Doch inzwischen scheint man in Warschau der ironischen Seitenhiebe müde zu sein, mit denen der Beitritt zur Eurozone immer wieder auf den Sankt-Nimmerleins-Tag verschoben wurde. Angesichts der jüngsten Eskalation gehen etliche polnische Spitzenpolitiker dazu über, die Euroeinführung ungeschminkt und grundsätzlich infrage zu stellen.

Die Ansage der rechten Opposition im Klartext: Beata Szydlo, stellvertretende Vorsitzende der rechtspopulistischen Oppositionspartei Recht und Gerechtigkeit (Prawo i Sprawiedliwosc - PiS), forderte jüngst die rechtskonservative Regierung um Ministerpräsident Donald Tusk auf, "die Idee einer Euro-Einführung aufzugeben".

Szydlo gilt als aussichtsreiche Anwärterin auf den Posten des Regierungschefs, da die PiS beste Aussichten hat, beim nächsten Urnengang einen Wahlsieg gegen die rechtsliberale Bürgerplattform (Platforma Obywatelska - PO) zu erringen. Umfragen sehen die rechtskonservative Opposition bei rund 40 Prozent, währen die Rechtsliberalen auf 28 Prozent absackten. Um einen eventuellen Wahlsieg nicht zu verspielen, hält sich derzeit der berüchtigte Parteigründer der PiS (und ehemalige Chef einer mit Rechtsextremisten durchsetzten Regierung), Jaroslaw Kaczynsk (Giertych vs. Darwin), betont im Hintergrund.

Bei einem Referendum wäre das Ergebnis eindeutig

Polens konservativer Präsident Duda sprach sich für ein Referendum über den Eurobeitritt seines Landes aus, wie er im Interview mit der konservativen Tageszeitung Die Welt klarstellte

Wenn die Zeit kommt, sollten wir es uns ernsthaft überlegen. Ja, in dieser Frage sollte es eine Entscheidung des Volkes geben.

Er bezeichnete die eigene Währung als "eine Art Stoßdämpfer", der die wirtschaftlichen Verwerfungen der letzten Jahre abfedern konnte.
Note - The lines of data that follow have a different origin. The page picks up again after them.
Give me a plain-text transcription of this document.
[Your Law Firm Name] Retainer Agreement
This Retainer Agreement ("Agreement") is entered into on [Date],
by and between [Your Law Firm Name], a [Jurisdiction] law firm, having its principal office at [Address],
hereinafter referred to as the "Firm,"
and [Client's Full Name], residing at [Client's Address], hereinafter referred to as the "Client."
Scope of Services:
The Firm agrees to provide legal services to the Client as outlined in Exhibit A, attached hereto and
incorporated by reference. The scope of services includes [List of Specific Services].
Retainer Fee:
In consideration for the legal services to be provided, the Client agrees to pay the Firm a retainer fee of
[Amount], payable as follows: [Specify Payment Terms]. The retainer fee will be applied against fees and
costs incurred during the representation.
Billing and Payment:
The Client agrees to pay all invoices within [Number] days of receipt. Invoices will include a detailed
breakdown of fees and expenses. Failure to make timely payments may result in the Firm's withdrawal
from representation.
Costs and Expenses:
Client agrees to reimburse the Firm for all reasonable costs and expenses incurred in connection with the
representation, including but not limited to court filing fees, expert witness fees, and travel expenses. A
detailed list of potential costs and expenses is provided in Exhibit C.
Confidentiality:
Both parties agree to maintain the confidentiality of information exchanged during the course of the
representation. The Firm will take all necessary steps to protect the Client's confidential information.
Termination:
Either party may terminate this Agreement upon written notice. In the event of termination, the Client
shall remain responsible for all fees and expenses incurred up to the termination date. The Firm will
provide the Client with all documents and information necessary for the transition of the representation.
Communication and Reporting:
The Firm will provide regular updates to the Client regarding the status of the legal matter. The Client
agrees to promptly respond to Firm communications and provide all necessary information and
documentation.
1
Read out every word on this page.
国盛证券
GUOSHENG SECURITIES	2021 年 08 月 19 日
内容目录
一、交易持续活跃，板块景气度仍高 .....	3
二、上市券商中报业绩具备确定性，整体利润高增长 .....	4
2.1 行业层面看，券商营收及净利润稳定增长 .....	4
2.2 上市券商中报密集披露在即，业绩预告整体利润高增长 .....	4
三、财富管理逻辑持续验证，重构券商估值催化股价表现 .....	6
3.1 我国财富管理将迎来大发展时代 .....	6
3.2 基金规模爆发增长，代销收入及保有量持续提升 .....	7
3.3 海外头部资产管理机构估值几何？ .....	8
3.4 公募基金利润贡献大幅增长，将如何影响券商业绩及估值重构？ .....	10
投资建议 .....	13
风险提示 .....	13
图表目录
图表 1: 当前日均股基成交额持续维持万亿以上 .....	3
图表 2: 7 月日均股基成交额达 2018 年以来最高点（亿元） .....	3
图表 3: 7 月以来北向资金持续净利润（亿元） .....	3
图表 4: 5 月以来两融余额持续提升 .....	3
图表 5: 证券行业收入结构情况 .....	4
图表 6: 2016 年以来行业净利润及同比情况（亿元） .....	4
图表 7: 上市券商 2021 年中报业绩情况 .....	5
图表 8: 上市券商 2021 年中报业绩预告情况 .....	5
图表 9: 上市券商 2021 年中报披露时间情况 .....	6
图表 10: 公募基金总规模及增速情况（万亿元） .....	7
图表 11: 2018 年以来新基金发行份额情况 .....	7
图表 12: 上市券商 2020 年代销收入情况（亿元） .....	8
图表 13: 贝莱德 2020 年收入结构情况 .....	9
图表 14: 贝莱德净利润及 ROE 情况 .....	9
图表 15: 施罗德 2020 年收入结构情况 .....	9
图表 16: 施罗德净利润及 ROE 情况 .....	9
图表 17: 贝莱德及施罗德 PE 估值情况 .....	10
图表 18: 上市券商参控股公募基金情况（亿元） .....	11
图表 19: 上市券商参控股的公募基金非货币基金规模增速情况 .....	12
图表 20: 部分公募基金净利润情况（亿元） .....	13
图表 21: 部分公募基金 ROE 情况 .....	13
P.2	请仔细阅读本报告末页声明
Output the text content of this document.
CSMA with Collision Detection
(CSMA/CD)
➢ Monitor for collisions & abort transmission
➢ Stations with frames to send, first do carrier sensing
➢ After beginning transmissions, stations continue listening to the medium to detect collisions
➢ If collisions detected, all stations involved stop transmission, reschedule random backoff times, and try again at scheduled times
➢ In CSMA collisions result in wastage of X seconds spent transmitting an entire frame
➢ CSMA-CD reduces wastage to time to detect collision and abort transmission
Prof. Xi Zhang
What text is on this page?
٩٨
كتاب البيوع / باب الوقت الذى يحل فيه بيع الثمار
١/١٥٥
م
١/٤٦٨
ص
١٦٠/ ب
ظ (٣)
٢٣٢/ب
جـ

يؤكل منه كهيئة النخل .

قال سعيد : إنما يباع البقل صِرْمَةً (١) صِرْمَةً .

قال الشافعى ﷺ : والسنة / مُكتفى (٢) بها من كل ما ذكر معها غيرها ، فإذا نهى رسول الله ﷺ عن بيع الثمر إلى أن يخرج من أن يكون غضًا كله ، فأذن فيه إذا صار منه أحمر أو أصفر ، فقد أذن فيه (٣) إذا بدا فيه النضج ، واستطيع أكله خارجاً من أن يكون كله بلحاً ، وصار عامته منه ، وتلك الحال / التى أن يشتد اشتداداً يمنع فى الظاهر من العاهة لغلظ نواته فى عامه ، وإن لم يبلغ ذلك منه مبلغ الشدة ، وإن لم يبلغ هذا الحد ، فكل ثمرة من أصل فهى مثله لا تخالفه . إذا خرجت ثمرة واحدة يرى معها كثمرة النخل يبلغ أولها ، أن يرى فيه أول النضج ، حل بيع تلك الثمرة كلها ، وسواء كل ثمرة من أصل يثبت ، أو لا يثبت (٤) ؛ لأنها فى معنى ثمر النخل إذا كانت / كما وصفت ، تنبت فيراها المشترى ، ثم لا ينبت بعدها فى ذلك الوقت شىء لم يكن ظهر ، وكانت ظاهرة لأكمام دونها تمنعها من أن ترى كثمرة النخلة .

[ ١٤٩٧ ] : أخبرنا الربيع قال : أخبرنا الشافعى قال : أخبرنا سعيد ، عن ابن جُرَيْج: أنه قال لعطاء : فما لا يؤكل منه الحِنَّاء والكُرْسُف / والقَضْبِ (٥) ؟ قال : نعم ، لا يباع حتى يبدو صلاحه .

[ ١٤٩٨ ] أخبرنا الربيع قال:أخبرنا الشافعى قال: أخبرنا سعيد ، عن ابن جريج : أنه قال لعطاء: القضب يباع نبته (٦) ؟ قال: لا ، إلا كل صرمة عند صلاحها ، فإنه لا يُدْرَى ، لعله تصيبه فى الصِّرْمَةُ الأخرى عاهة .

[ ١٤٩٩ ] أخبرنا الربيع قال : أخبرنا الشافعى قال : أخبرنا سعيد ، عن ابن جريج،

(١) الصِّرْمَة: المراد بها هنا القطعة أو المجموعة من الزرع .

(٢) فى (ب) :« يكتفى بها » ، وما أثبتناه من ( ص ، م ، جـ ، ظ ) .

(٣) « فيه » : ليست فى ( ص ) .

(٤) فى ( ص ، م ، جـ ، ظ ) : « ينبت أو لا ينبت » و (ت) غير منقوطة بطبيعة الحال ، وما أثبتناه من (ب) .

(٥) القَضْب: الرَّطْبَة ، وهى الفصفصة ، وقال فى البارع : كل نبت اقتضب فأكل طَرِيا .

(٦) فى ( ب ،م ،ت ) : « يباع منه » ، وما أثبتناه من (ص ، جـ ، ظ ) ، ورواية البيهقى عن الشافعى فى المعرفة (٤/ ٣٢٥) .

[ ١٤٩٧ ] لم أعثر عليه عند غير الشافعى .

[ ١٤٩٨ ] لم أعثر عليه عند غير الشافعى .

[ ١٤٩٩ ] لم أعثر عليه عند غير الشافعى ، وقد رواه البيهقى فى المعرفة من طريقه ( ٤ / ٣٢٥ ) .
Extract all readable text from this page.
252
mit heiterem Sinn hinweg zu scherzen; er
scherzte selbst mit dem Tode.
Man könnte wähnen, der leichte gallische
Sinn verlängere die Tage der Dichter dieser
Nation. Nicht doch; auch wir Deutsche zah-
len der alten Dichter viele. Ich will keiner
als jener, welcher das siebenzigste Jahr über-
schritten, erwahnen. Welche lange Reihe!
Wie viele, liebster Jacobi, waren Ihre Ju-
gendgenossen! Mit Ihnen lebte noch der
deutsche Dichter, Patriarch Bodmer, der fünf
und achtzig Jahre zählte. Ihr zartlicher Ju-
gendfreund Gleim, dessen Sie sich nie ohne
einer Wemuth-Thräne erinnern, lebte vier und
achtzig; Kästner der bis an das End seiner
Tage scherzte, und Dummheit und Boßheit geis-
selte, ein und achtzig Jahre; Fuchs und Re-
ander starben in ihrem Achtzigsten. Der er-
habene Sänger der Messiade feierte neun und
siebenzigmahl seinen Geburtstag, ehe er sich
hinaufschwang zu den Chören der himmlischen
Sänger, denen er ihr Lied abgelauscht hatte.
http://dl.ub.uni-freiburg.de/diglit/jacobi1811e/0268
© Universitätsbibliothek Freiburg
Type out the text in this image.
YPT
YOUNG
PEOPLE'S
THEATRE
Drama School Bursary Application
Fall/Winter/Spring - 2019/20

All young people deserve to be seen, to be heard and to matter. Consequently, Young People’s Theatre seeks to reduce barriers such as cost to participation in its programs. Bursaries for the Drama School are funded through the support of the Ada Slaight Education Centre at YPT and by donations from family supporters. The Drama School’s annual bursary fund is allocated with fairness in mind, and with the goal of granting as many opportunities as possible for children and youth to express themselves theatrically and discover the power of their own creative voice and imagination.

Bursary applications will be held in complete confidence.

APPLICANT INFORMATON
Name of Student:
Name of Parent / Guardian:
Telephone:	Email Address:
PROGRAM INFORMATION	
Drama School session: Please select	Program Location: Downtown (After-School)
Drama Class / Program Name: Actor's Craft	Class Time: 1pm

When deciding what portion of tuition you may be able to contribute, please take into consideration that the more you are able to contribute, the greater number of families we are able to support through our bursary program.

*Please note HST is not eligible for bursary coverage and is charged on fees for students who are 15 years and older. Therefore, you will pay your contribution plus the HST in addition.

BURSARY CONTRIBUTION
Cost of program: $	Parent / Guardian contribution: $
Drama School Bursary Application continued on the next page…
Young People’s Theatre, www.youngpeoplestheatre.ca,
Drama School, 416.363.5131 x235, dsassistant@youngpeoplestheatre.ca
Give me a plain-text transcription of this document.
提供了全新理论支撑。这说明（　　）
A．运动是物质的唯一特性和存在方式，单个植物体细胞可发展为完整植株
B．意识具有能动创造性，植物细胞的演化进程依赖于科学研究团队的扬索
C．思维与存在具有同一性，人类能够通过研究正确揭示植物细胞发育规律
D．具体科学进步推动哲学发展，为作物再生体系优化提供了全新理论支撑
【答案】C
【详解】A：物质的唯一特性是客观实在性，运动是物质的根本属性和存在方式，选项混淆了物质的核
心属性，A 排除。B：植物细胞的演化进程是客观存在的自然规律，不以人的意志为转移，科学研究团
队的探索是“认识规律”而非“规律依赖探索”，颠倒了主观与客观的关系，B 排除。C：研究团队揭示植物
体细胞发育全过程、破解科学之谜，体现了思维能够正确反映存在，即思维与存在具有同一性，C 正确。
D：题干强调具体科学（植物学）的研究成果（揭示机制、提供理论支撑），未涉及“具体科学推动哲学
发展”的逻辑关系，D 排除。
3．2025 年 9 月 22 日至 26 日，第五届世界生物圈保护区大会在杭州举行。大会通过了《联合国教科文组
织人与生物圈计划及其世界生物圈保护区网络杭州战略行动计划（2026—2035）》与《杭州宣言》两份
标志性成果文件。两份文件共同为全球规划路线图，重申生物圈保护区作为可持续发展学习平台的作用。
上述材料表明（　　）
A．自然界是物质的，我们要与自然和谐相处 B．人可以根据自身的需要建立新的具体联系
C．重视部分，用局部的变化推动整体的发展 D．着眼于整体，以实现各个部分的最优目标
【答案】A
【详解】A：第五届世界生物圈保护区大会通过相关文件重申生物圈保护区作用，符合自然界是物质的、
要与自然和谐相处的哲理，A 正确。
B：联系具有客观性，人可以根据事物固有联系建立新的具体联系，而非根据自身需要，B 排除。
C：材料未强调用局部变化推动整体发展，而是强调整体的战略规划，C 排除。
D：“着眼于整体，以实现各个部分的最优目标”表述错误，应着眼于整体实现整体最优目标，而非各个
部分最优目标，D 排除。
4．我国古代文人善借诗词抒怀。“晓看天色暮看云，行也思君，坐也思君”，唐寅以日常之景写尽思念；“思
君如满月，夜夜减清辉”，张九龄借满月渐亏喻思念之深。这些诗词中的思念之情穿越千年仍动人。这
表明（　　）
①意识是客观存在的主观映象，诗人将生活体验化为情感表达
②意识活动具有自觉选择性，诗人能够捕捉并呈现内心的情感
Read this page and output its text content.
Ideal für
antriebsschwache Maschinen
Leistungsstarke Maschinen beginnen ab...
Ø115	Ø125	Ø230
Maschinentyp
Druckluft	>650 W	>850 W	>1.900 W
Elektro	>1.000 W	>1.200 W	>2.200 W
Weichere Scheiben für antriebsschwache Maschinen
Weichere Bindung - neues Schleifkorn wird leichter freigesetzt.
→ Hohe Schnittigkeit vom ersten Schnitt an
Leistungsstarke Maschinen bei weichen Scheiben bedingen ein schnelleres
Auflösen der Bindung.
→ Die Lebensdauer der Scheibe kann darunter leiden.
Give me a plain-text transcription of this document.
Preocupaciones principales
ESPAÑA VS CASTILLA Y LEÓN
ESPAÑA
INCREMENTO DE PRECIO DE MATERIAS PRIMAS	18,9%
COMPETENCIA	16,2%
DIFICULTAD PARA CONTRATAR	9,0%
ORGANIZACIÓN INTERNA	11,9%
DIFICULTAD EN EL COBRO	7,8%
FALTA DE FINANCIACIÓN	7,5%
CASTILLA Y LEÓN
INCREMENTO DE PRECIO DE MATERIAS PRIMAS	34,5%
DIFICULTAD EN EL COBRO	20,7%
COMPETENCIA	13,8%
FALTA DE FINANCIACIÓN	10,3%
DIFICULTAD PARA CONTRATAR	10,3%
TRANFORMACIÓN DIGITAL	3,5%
Würde Warschau derzeit Polens Bürger über den Eurobeitritt abstimmen lassen, wäre das Ergebnis eindeutig: Der Zloty würde bleiben. Der Stimmungswandel in der Bevölkerung bei der Eurofrage kommt auch bei den jüngsten Umfragen zum Ausdruck, wie die Deutsche Welle bemerkte:

Während des Jahrzehnts nach dem polnischen EU-Beitritt 2004 gab es eine stabile Mehrheit für den Euro. Doch inzwischen sind 54 Prozent dagegen.

Längst trägt diesem Umstand auch die proeuropäische Bürgerplattform Rechnung, indem sie das Thema Euro im beginnenden Wahlkampf möglichst weit umschifft.

In Polen finden am 25. Oktober Parlamentswahlen statt. Die britische Zeitung The Telegraph sah gerade in diesem Urnengang die Chance, "den Marsch des Euro" aufzuhalten. Der wahrscheinliche Wahlsieg der rechtspopulistischen PiS werde "die Option eines Eurobeitritts beerdigen".

Gegenüber dem US-Sender CNBC erklärte der derzeitige rechtsliberale polnische Finanzminister Mateusz Szczurek gar, dass die jüngsten Auseinandersetzungen in der Eurozone dazu geführt hätten, dass die "Balance der Risiken und Vorteile" der Euroeinführung sich gewandelt hätte. Sein Land müsse erneut "kalkulieren", was getan werden müsse, bevor eine Euroeinführung gangbar wäre.

Gute Wirtschaftsdaten

CNBC verwies in diesem Zusammenhang auf das hohe Wirtschaftswachstum in Polen, das mit 3,4 Prozent im vergangenen Jahr weit über dem Durchschnitt der unter dem deutschen Spardiktat stöhnenden Eurozone lag. Auch für dieses Jahr kalkuliert Warschau mit einem Wachstum von 3,3 Prozent, was weit über dem Prognosen von 1,5 Prozent für die Eurozone liegen dürfte. Polens Finanzminister Szczurek fasste das sich wandelnde Kalkül Warschaus gegenüber CNBC folgendermaßen zusammen:

2004, als Polen der EU beitrat, war die Stärke und Reife der polnischen Wirtschaft gegenüber der Eurozone ganz anders - damals sah es so aus, als ob man dadurch (durch die Euroeinführung) schnell den Status einer entwickelten Marktwirtschaft erreichen könnte. Nun haben wir aber einen weiten Weg zurückgelegt, während die Eurozone viel an ihrer Attraktivität einbüßte, weswegen die Balance des Für und Wieder sich gewandelt hat.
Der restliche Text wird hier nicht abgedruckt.